Wenn wir ärmeren Ländern dabei helfen, auch dabei, eine klimaverträgliche Energieerzeugung aufzubauen, dann geht es eben nicht um Almosen, sondern um Gerechtigkeit. Gerechtigkeit und Bewahrung der Schöpfung sind nicht voneinander zu trennen: Gerechtigkeit, das kann und muss gerade für uns Christen die treibende Kraft für Veränderung sein. Sie ist die Idee und die Verheißung einer besseren Ordnung der menschlichen Gesellschaft. Wenn es um den skandalösen Mangel an Gerechtigkeit zwischen Reichen und Armen im Weltmaßstab, um die Ungleichheiten bei Ressourcen, bei Ressourcenverbrauch, geht, dann sind wir beschämend weit entfernt von einer gerechten Ordnung. Und nicht zuletzt trifft der Klimawandel weltweit vor allem die, die sich keine Deiche bauen können, die nicht das Geld haben, gegen Trockenheit vorzugehen und lange Wasserleitungen zu bauen.
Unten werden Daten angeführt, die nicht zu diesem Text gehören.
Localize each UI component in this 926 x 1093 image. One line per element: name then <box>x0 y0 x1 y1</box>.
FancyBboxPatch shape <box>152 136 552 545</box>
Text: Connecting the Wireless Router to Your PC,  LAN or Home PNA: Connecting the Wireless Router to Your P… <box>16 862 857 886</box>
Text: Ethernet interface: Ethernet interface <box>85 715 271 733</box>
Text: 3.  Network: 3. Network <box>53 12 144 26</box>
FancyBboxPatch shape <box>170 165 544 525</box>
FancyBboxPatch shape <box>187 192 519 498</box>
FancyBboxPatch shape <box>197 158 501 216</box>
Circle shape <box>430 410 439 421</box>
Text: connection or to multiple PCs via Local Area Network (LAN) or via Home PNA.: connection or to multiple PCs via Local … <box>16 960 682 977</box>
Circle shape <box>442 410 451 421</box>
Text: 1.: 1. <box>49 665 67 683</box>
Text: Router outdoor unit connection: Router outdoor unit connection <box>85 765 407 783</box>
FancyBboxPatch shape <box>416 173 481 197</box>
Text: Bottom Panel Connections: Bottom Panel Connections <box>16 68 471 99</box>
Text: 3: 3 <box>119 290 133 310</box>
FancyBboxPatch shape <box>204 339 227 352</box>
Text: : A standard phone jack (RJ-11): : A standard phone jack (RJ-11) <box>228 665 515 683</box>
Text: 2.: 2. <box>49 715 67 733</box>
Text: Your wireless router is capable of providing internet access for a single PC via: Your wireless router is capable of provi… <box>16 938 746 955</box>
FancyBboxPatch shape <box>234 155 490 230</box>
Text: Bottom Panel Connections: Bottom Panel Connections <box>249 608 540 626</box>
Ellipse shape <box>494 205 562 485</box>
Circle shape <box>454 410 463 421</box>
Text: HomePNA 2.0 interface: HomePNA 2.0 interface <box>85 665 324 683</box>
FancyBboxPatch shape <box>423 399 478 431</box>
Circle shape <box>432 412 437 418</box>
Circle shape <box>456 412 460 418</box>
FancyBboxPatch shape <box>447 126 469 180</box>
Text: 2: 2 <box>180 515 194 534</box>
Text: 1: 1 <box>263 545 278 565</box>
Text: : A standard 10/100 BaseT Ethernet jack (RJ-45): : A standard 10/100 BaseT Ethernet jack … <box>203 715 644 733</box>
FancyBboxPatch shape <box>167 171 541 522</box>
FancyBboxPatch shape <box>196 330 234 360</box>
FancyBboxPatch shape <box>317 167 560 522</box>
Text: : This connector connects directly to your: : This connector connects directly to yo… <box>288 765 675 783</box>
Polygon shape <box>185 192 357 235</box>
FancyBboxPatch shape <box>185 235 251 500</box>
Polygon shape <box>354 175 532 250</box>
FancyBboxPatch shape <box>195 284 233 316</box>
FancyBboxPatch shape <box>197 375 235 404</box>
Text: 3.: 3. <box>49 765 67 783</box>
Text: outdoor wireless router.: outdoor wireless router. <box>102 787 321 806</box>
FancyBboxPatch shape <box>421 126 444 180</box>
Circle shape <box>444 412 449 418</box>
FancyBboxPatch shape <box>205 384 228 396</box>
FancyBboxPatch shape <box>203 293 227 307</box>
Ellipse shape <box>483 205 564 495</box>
Einige haben gegen den Klimawandel nun eine einfach wunderbare Allroundlösung parat: Die AKWs laufen lassen, vielleicht auch mehr AKWs bauen, dann wird alles gut! Doch Atomenergie bleibt das Problem und nicht die Lösung. Wirksamen Klimaschutz gibt es eben nicht mit Atomkraft, sondern nur mit dem Ausbau der Erneuerbaren bei Strom, Wärme und Verkehr, Energieeinsparung und Energieeffizienz. Nun rollen wieder die Castoren und die Atomkraftwerke sollen weiter laufen. Die Evangelische Kirche hat sich schon auf ihrer Synode in Bremen 2008 für den Ausstieg aus der Kernenergie ausgesprochen und wird dieses sicherlich auf der anstehenden Synode in Hannover diese Woche bekräftigen.
Denn eigentlich ist es ja bekannt: Je älter die Reaktoren, desto höher die Sicherheitsrisiken und allein die Subventionen für die deutsche Atomkraft belaufen sich – je nach Schätzung – summa summarum auf 40 bis 100 Milliarden Euro. Kosten für Umweltverschmutzungen, radioaktive Verseuchung und Gesundheitsgefährdungen sind dabei noch gar nicht berücksichtigt. Nicht zuletzt: Die Endlagerproblematik ist seit 50 Jahren weltweit ungelöst.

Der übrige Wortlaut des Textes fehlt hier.